The metrics developed in this study to scale the non-radiological tests to the standing Cobb angle must be viewed as approximations, intended to give investigators and clinicians a “feel” for what the values of the non-radiological tests mean in Cobb angle terms. They are not intended to translate individual patient’s non-radiological measures to Cobb angle values in clinical practice. Rather, these approximate conversion formulae are meant to help researchers get a handle on what the non-radiological tests mean in Cobb angle terms, which will inform the general clinical translation of research results.

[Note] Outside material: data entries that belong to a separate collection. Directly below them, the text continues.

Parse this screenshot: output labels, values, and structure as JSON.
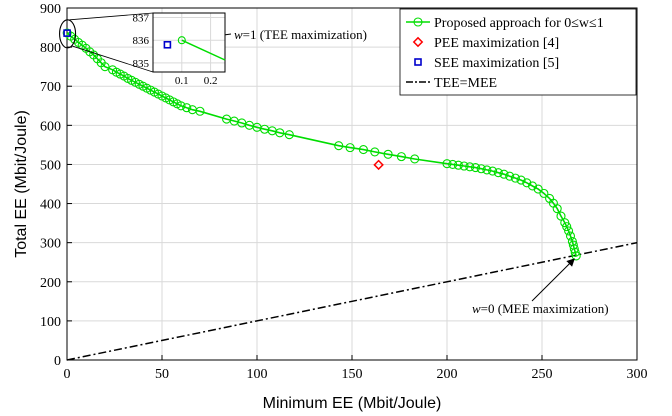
{
  "chart_data": {
    "type": "line",
    "title": "",
    "xlabel": "Minimum EE (Mbit/Joule)",
    "ylabel": "Total EE (Mbit/Joule)",
    "xlim": [
      0,
      300
    ],
    "ylim": [
      0,
      900
    ],
    "x_ticks": [
      "0",
      "50",
      "100",
      "150",
      "200",
      "250",
      "300"
    ],
    "y_ticks": [
      "0",
      "100",
      "200",
      "300",
      "400",
      "500",
      "600",
      "700",
      "800",
      "900"
    ],
    "grid": true,
    "legend_position": "top-right",
    "series": [
      {
        "name": "Proposed approach for 0≤w≤1",
        "color": "#00dd00",
        "marker": "circle",
        "x": [
          0.1,
          2,
          4,
          6,
          8,
          10,
          12,
          14,
          16,
          18,
          20,
          24,
          26,
          28,
          30,
          32,
          34,
          36,
          38,
          40,
          42,
          44,
          46,
          48,
          50,
          52,
          54,
          56,
          58,
          60,
          63,
          66,
          70,
          84,
          88,
          92,
          96,
          100,
          104,
          108,
          112,
          117,
          143,
          149,
          156,
          162,
          169,
          176,
          183,
          200,
          203,
          206,
          209,
          212,
          215,
          218,
          221,
          224,
          227,
          230,
          233,
          236,
          239,
          242,
          245,
          248,
          251,
          254,
          256,
          258,
          260,
          262,
          263,
          264,
          265,
          266,
          266.5,
          267,
          267.5,
          268
        ],
        "y": [
          836,
          828,
          820,
          812,
          805,
          797,
          788,
          780,
          770,
          760,
          750,
          742,
          736,
          731,
          726,
          720,
          715,
          710,
          705,
          700,
          695,
          690,
          685,
          680,
          675,
          670,
          665,
          660,
          655,
          650,
          645,
          640,
          636,
          616,
          611,
          606,
          600,
          595,
          590,
          586,
          581,
          576,
          548,
          543,
          538,
          532,
          526,
          520,
          514,
          502,
          500,
          498,
          496,
          494,
          492,
          489,
          486,
          483,
          479,
          475,
          470,
          465,
          460,
          453,
          445,
          437,
          426,
          413,
          401,
          387,
          368,
          351,
          341,
          330,
          317,
          303,
          294,
          284,
          275,
          266
        ]
      },
      {
        "name": "PEE maximization [4]",
        "color": "#ff0000",
        "marker": "diamond",
        "x": [
          164
        ],
        "y": [
          499
        ]
      },
      {
        "name": "SEE maximization [5]",
        "color": "#0000cc",
        "marker": "square",
        "x": [
          0.05
        ],
        "y": [
          835.8
        ]
      },
      {
        "name": "TEE=MEE",
        "color": "#000000",
        "line_style": "dash-dot",
        "x": [
          0,
          300
        ],
        "y": [
          0,
          300
        ]
      }
    ],
    "annotations": [
      {
        "text_prefix": "w",
        "text_suffix": "=1 (TEE maximization)",
        "x": 0.1,
        "y": 836
      },
      {
        "text_prefix": "w",
        "text_suffix": "=0 (MEE maximization)",
        "x": 268,
        "y": 266
      }
    ],
    "inset": {
      "xlim": [
        0,
        0.25
      ],
      "ylim": [
        834.6,
        837.2
      ],
      "x_ticks": [
        "0.1",
        "0.2"
      ],
      "y_ticks": [
        "837",
        "836",
        "835"
      ],
      "points": {
        "proposed": {
          "x": 0.1,
          "y": 836
        },
        "see": {
          "x": 0.05,
          "y": 835.8
        }
      }
    }
  }
}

In summary, in our study sample, we found that the Debrunner kyphometer, the flexicurve kyphosis angle and the flexicurve kyphosis index had strong and similar validity and reliability. Its low cost, ease of use by entry-level research staff, short measurement time, and relative robustness to variations in spine contour and deformity argue for use of the Flexicurve in longitudinal assessments of kyphosis. This study also provides approximate conversion factors that permit translation of results from three non-radiological kyphosis measures to an approximate Cobb angle value, which will assist researchers in interpreting the clinical meaning of the non-radiological tests.